Corny Wilderness Joke of the Day

Great jokes guys! Here's my contribution.

If a man says something in the forest, and there's no woman there to hear him, is he still wrong? :D
 
Did ya hear about the Buddhist monk that ordered a hot dog?
...he said, " Make me One with Everything." :D
 
Did ya hear about the Buddhist monk that ordered a hot dog?
...he said, " Make me One with Everything." :D

So the vendor slathered up a hot dog for the monk and handed it to him. The monk gave the vendor a ten dollar bill and stood there waiting for his change. Nothing happened. Finally, the monk asked the vendor if he hadn't forgotten something. The vendor looked at him and said, "Change comes only from within". :p
 
So the vendor slathered up a hot dog for the monk and handed it to him. The monk gave the vendor a ten dollar bill and stood there waiting for his change.

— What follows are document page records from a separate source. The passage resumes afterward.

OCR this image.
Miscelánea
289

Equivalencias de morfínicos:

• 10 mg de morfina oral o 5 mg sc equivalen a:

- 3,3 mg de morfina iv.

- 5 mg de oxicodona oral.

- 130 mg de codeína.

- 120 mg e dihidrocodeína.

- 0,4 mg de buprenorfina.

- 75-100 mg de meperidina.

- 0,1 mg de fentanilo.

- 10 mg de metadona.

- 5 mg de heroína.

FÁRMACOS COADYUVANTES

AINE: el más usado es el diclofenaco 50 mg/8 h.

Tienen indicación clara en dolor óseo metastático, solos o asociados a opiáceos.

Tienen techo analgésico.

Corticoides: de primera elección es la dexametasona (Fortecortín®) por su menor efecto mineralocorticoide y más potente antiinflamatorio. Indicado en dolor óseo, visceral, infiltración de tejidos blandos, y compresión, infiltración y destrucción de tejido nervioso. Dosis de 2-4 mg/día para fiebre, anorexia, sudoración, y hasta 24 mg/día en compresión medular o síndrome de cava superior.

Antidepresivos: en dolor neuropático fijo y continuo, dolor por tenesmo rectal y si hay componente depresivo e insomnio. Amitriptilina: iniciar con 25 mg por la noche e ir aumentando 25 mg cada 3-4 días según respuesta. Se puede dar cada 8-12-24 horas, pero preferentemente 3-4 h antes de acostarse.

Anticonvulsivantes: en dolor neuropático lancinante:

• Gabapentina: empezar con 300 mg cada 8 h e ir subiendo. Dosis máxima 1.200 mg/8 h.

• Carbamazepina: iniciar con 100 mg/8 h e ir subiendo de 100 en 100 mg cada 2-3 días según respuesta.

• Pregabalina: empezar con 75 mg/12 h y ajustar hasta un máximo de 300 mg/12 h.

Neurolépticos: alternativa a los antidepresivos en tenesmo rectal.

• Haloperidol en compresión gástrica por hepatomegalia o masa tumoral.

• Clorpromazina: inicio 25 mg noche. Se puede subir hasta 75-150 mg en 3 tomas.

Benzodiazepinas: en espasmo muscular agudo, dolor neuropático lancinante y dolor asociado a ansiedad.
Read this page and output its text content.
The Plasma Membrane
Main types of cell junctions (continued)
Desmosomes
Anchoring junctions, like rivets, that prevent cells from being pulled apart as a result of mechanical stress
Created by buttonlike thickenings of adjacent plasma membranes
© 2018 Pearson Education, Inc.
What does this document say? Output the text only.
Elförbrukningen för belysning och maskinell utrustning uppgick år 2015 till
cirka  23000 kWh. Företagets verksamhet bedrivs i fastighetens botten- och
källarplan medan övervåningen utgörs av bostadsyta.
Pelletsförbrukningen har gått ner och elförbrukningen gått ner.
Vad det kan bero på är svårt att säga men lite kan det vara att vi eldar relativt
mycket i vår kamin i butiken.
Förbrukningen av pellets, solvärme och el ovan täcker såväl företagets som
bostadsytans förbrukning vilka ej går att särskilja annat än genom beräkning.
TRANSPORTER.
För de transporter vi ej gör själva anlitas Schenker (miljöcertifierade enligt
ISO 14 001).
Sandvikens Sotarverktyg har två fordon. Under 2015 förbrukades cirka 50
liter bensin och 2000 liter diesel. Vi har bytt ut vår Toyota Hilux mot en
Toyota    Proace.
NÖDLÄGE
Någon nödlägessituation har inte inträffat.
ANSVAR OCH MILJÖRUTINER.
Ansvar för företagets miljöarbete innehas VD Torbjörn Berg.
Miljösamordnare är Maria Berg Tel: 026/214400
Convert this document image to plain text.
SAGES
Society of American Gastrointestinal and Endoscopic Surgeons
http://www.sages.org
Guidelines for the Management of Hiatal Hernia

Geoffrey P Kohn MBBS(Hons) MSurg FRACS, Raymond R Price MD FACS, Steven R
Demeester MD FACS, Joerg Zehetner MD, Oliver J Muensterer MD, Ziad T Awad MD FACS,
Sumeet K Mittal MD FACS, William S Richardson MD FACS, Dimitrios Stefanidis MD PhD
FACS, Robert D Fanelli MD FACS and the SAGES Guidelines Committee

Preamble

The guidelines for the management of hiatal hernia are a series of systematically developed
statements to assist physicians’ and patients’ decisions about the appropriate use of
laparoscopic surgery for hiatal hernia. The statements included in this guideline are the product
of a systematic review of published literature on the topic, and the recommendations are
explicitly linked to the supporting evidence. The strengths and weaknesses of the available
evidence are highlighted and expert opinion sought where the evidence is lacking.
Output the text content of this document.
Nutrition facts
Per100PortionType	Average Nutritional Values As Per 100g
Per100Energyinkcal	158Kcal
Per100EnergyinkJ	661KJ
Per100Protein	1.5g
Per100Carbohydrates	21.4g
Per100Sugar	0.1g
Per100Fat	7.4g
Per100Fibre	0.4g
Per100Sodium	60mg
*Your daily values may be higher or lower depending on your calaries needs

Nothing happened. Finally, the monk asked the vendor if he hadn't forgotten something. The vendor looked at him and said, "Change comes only from within". :p

Good one!:thumbup::D:D:D
 
A groaner is something that can be avoided if you get enough fiber in your diet. :p

Some of my friends chipped in and got me a sweater for my last birthday...................................................................................................................................................................................................I was hoping for a screamer or maybe a moaner, but you take what you can get I suppose.
 
Two blondes are on opposite sides of the river. One yells to the other,"How do I get to the other side?" The other yells back, "You are on the other side!"

Why don't cannibals eat divorced women? ...they are so bitter.
 
Okay, here's one with a wilderness connection:

Do you know why Bigfoot is also referred to as Sasquatch?

Because that's the sound it makes when he steps on a Winnebago.